Multi-Microphone Speaker Localization on Manifolds: Achievements and Challenges

Wednesday, September 27th 2017, 10:30 – 12:00, room F107, INRIA Montbonnot

Seminar by Prof. Sharon Gannot, Bar-Ilan University, Israel

joint work with Bracha Laufer-Goldshtein, Bar-Ilan University, Israel

and Prof. Ronen Talmon, The Technion-IIT, Israel


Abstract: Speech enhancement is a core problem in audio signal processing, with commercial applications in devices as diverse as mobile phones, conference call systems, hands-free systems, or hearing aids. An essential component in the design of speech enhancement algorithms is acoustic source localization. Speaker localization is also directly applicable to many other audio related tasks, e.g. automated camera steering, teleconferencing systems and robot audition.

From a signal processing perspective, speaker localization is the task of mapping multichannel speech signals to 3-D source coordinates. To accomplish viable solutions to this mapping, an accurate description of the source wave propagation, captured by the respective acoustic channel, is required. The acoustic channels in reverberant environments represent a complex reflection pattern stemming from the surfaces and objects characterizing the enclosure. Hence, they are usually modelled by a very large number of coefficients, resulting in an intricate high-dimensional representation.

We start our talk, by analyzing these acoustic responses with nonlinear dimensionality reduction techniques (diffusion maps). We claim that in static acoustic environments, despite the high dimensional representation, the difference between acoustic channels is mainly attributed to the changes in the source position. Thus, the true intrinsic dimensions of the variations of the acoustic channels are significantly fewer than the number of variables commonly used for their representation, namely, they pertain to a low-dimensional manifold that can be inferred from data collected in a training stage. This claim is validated by a comprehensive experimental study in actual acoustic environments.

Motivated by this result, we present a data-driven and semi-supervised source localization algorithm based on two-microphone measurements, which accurately recovers the inverse mapping between the acoustic samples and their corresponding locations. The gist of the algorithm is based on the concept of manifold regularization in a reproducing kernel Hilbert space (RKHS), which extends the standard supervised estimation framework by adding an extra regularization term, imposing a smoothness constraint on possible solutions with respect to a manifold learned in a data-driven manner.

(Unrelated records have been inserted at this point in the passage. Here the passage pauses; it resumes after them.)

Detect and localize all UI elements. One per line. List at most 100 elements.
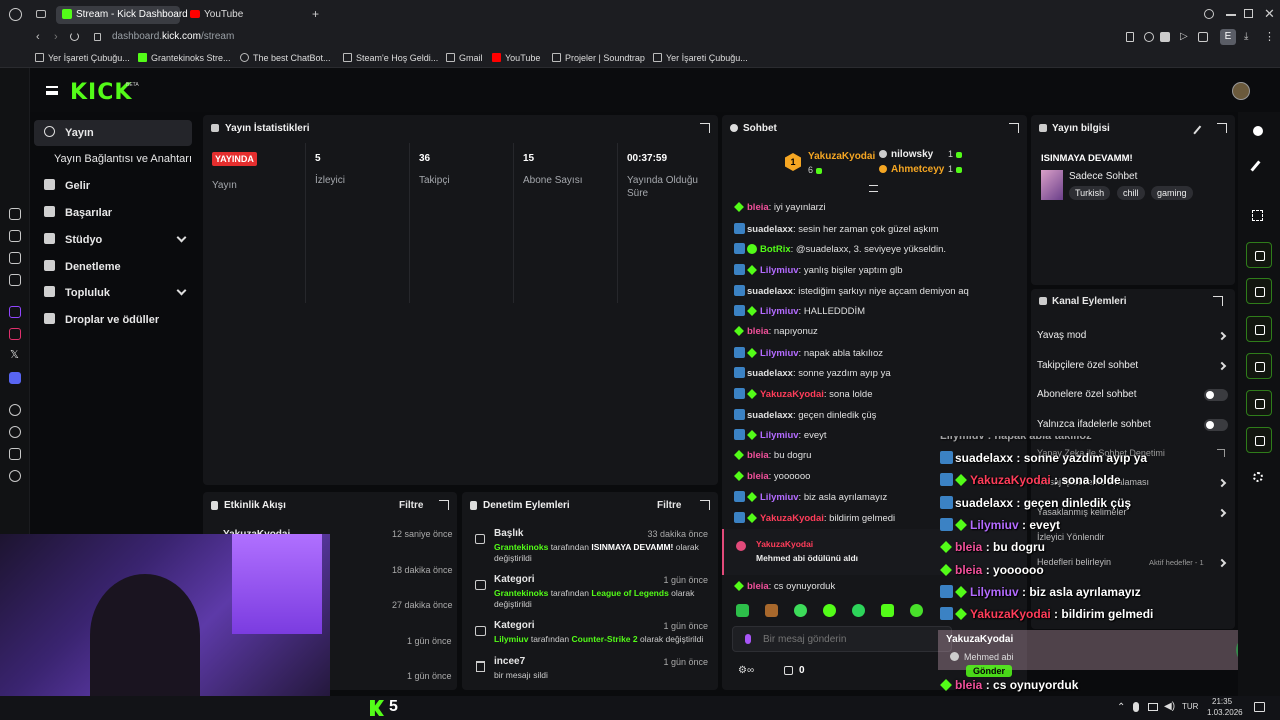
settings-link-icon[interactable]: ⚙∞ xyxy=(738,665,755,676)
settings-icon[interactable] xyxy=(9,470,21,482)
chat-message[interactable]: Lilymiuv: biz asla ayrılamayız xyxy=(734,491,887,503)
emote-2-icon[interactable] xyxy=(765,604,778,617)
bookmark-grantekinoks[interactable]: Grantekinoks Stre... xyxy=(138,53,231,63)
info-icon[interactable] xyxy=(1253,126,1263,136)
x-icon[interactable]: 𝕏 xyxy=(10,349,19,361)
edit-icon[interactable] xyxy=(1188,121,1202,135)
banned-words-row[interactable]: Yasaklanmış kelimeler xyxy=(1037,507,1227,518)
emotes-only-toggle[interactable] xyxy=(1204,419,1228,431)
tray-volume-icon[interactable]: ◀) xyxy=(1164,701,1176,712)
extensions-icon[interactable] xyxy=(1198,32,1208,42)
bookmark-soundtrap[interactable]: Projeler | Soundtrap xyxy=(552,53,645,63)
bookmark-steam[interactable]: Steam'e Hoş Geldi... xyxy=(343,53,438,63)
quick-action-chat[interactable] xyxy=(1246,316,1272,342)
chat-message[interactable]: suadelaxx: geçen dinledik çüş xyxy=(734,409,876,421)
tray-time[interactable]: 21:35 xyxy=(1212,697,1233,706)
pencil-icon[interactable] xyxy=(1250,160,1261,172)
chat-message[interactable]: bleia: yoooooo xyxy=(734,471,810,482)
chat-message[interactable]: YakuzaKyodai: sona lolde xyxy=(734,388,872,400)
mod-item-category[interactable]: Kategori 1 gün önce Lilymiuv tarafından … xyxy=(472,620,712,652)
bookmark-chatbot[interactable]: The best ChatBot... xyxy=(240,53,331,63)
points-display[interactable]: 0 xyxy=(784,665,805,676)
top-gifter-1[interactable]: YakuzaKyodai xyxy=(808,151,876,162)
mod-item-category[interactable]: Kategori 1 gün önce Grantekinoks tarafın… xyxy=(472,574,712,614)
chat-message[interactable]: suadelaxx: sesin her zaman çok güzel aşk… xyxy=(734,223,939,235)
chat-message[interactable]: Lilymiuv: eveyt xyxy=(734,429,827,441)
emote-3-icon[interactable] xyxy=(794,604,807,617)
top-gifter-3[interactable]: Ahmetceyy xyxy=(879,164,944,175)
reload-icon[interactable] xyxy=(70,32,79,41)
sidebar-item-achievements[interactable]: Başarılar xyxy=(44,201,112,225)
user-avatar[interactable] xyxy=(1232,82,1250,100)
tray-network-icon[interactable] xyxy=(1148,703,1158,711)
notification-icon[interactable] xyxy=(1254,702,1265,712)
popout-icon[interactable] xyxy=(1213,296,1223,306)
emote-5-icon[interactable] xyxy=(852,604,865,617)
emote-4-icon[interactable] xyxy=(823,604,836,617)
mod-item-title[interactable]: Başlık 33 dakika önce Grantekinoks taraf… xyxy=(472,528,712,568)
popout-icon[interactable] xyxy=(700,500,710,510)
goals-row[interactable]: Hedefleri belirleyin Aktif hedefler - 1 xyxy=(1037,557,1227,568)
top-gifter-2[interactable]: nilowsky xyxy=(879,149,933,160)
ai-moderation-row[interactable]: Yapay Zeka ile Sohbet Denetimi xyxy=(1037,448,1165,458)
popout-icon[interactable] xyxy=(1009,123,1019,133)
chat-input-box[interactable] xyxy=(732,626,952,652)
kick-taskbar-logo-icon[interactable] xyxy=(370,700,384,716)
download-icon[interactable]: ⤓ xyxy=(1244,31,1249,42)
menu-icon[interactable]: ⋮ xyxy=(1264,31,1275,43)
sidebar-item-stream-key[interactable]: Yayın Bağlantısı ve Anahtarı xyxy=(54,147,192,171)
chat-message[interactable]: bleia: cs oynuyorduk xyxy=(734,581,835,592)
mod-item-delete[interactable]: incee7 1 gün önce bir mesajı sildi xyxy=(472,656,712,688)
activity-filter-button[interactable]: Filtre xyxy=(399,500,424,511)
bag-icon[interactable] xyxy=(9,230,21,242)
moderation-filter-button[interactable]: Filtre xyxy=(657,500,682,511)
tray-up-icon[interactable]: ⌃ xyxy=(1117,702,1126,713)
chat-message[interactable]: Lilymiuv: HALLEDDDİM xyxy=(734,305,865,317)
focus-icon[interactable] xyxy=(1252,210,1263,221)
new-tab-button[interactable]: + xyxy=(312,7,320,21)
sidebar-item-stream[interactable]: Yayın xyxy=(44,121,94,145)
bookmark-folder-2[interactable]: Yer İşareti Çubuğu... xyxy=(653,53,748,63)
popout-icon[interactable] xyxy=(700,123,710,133)
tray-language[interactable]: TUR xyxy=(1182,702,1199,711)
quick-action-bolt[interactable] xyxy=(1246,242,1272,268)
more-dots-icon[interactable] xyxy=(1253,472,1263,482)
category-name[interactable]: Sadece Sohbet xyxy=(1069,171,1138,182)
quick-action-layout[interactable] xyxy=(1246,390,1272,416)
heart-icon[interactable] xyxy=(1144,32,1154,42)
tag-chip[interactable]: Turkish xyxy=(1069,186,1111,200)
bookmark-youtube[interactable]: YouTube xyxy=(492,53,540,63)
popout-icon[interactable] xyxy=(439,500,449,510)
quick-action-wrench[interactable] xyxy=(1246,427,1272,453)
quick-action-broadcast[interactable] xyxy=(1246,353,1272,379)
chat-message[interactable]: suadelaxx: istediğim şarkıyı niye açcam … xyxy=(734,285,969,297)
tab-youtube[interactable]: YouTube xyxy=(184,6,304,24)
quick-action-notes[interactable] xyxy=(1246,278,1272,304)
clock-icon[interactable] xyxy=(9,426,21,438)
instagram-icon[interactable] xyxy=(9,328,21,340)
history-icon[interactable] xyxy=(9,208,21,220)
hamburger-menu-icon[interactable] xyxy=(46,86,58,95)
tag-chip[interactable]: gaming xyxy=(1151,186,1193,200)
pin-icon[interactable] xyxy=(1126,32,1134,42)
close-icon[interactable]: ✕ xyxy=(1264,6,1275,21)
reward-redemption[interactable]: YakuzaKyodai Mehmed abi ödülünü aldı xyxy=(722,529,1027,575)
discord-icon[interactable] xyxy=(9,372,21,384)
tag-chip[interactable]: chill xyxy=(1117,186,1145,200)
minimize-icon[interactable] xyxy=(1226,14,1236,16)
tab-kick-dashboard[interactable]: Stream - Kick Dashboard xyxy=(56,6,188,24)
sidebar-item-community[interactable]: Topluluk xyxy=(44,281,110,305)
tab-list-icon[interactable] xyxy=(36,10,46,18)
ai-sensitivity-row[interactable]: Mesaj işaretleme sıralaması xyxy=(1037,477,1227,488)
url-field[interactable]: dashboard.kick.com/stream xyxy=(112,31,234,42)
chat-message[interactable]: suadelaxx: sonne yazdım ayıp ya xyxy=(734,367,891,379)
cube-icon[interactable] xyxy=(9,448,21,460)
send-button[interactable]: Gönder xyxy=(966,665,1013,677)
followers-only-row[interactable]: Takipçilere özel sohbet xyxy=(1037,360,1227,371)
sidebar-item-studio[interactable]: Stüdyo xyxy=(44,228,102,252)
bookmark-folder-1[interactable]: Yer İşareti Çubuğu... xyxy=(35,53,130,63)
restore-icon[interactable] xyxy=(1244,9,1253,18)
emote-1-icon[interactable] xyxy=(736,604,749,617)
chat-message[interactable]: Lilymiuv: napak abla takılıoz xyxy=(734,347,883,359)
chat-message[interactable]: BotRix: @suadelaxx, 3. seviyeye yükseldi… xyxy=(734,243,946,255)
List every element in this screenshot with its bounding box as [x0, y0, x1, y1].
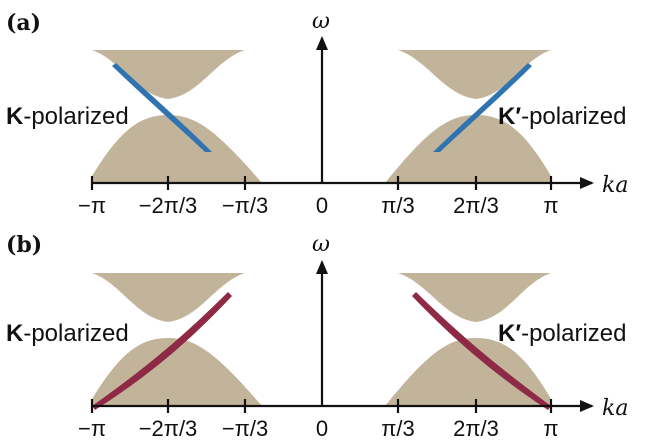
panel-b-tick-label-2pi3: 2π/3: [453, 416, 499, 440]
panel-a-left-polarization-valley: K: [6, 103, 24, 130]
panel-b-left-lower-band: [92, 338, 262, 406]
panel-b-omega-label: ω: [312, 232, 330, 257]
panel-a-ka-label: ka: [602, 173, 628, 198]
panel-a-omega-label: ω: [312, 9, 330, 34]
panel-a-tick-label-zero: 0: [316, 193, 328, 218]
panel-b-right-lower-band: [385, 338, 551, 406]
panel-a-right-edge-state: [433, 63, 532, 152]
panel-a-left-lower-band: [92, 115, 262, 183]
panel-b-left-upper-band: [92, 273, 245, 322]
panel-b-right-polarization-label: K′-polarized: [498, 320, 626, 347]
panel-a-tick-label-pi3: π/3: [381, 193, 415, 218]
panel-b-tick-label-pi: π: [543, 416, 558, 440]
panel-b-right-polarization-valley: K′: [498, 320, 521, 347]
panel-b-tick-label-zero: 0: [316, 416, 328, 440]
panel-b-tick-label-neg-pi3: −π/3: [222, 416, 268, 440]
panel-a-left-upper-band: [92, 50, 245, 99]
panel-b-tick-label-neg-pi: −π: [78, 416, 106, 440]
panel-a-right-polarization-label: K′-polarized: [498, 103, 626, 130]
panel-a-right-upper-band: [398, 50, 551, 99]
panel-b-tick-label-neg-2pi3: −2π/3: [139, 416, 198, 440]
panel-a-tick-label-neg-pi: −π: [78, 193, 106, 218]
panel-a-tick-label-pi: π: [543, 193, 558, 218]
panel-a-tick-label-neg-2pi3: −2π/3: [139, 193, 198, 218]
panel-a-label: (a): [6, 10, 41, 36]
panel-a-left-polarization-text: -polarized: [23, 103, 128, 130]
panel-b-right-polarization-text: -polarized: [521, 320, 626, 347]
panel-a-left-edge-state: [112, 63, 212, 152]
panel-a-right-lower-band: [385, 115, 551, 183]
panel-b-right-upper-band: [398, 273, 551, 322]
panel-a: (a) ω ka −π −2π/3 −π/3 0 π/3 2π/3 π: [6, 9, 628, 218]
panel-b-left-polarization-label: K-polarized: [6, 320, 129, 347]
panel-a-left-polarization-label: K-polarized: [6, 103, 129, 130]
panel-a-right-polarization-valley: K′: [498, 103, 521, 130]
panel-b-right-edge-state: [412, 292, 551, 410]
panel-a-tick-label-2pi3: 2π/3: [453, 193, 499, 218]
panel-b-label: (b): [6, 232, 42, 258]
panel-b-tick-label-pi3: π/3: [381, 416, 415, 440]
panel-b: (b) ω ka −π −2π/3 −π/3 0 π/3 2π/3 π: [6, 232, 628, 440]
panel-b-left-edge-state: [92, 292, 232, 410]
panel-a-tick-label-neg-pi3: −π/3: [222, 193, 268, 218]
panel-a-right-polarization-text: -polarized: [521, 103, 626, 130]
panel-b-left-polarization-valley: K: [6, 320, 24, 347]
panel-b-left-polarization-text: -polarized: [23, 320, 128, 347]
panel-b-ka-label: ka: [602, 396, 628, 421]
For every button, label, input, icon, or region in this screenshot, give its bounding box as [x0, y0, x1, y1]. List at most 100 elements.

We then show that an analogue mapping operator between the acoustic channel and the source location can be inferred from the Bayesian inference perspective. This Bayesian framework serves as a corner stone for extending the single node (microphone pair) setup to an ad hoc network of microphone pairs. Each node represents a different viewpoint that may be associated with a specific manifold. Merging the different manifolds is shown to increase the spatial separation and to improve the ability to accurately localize the source.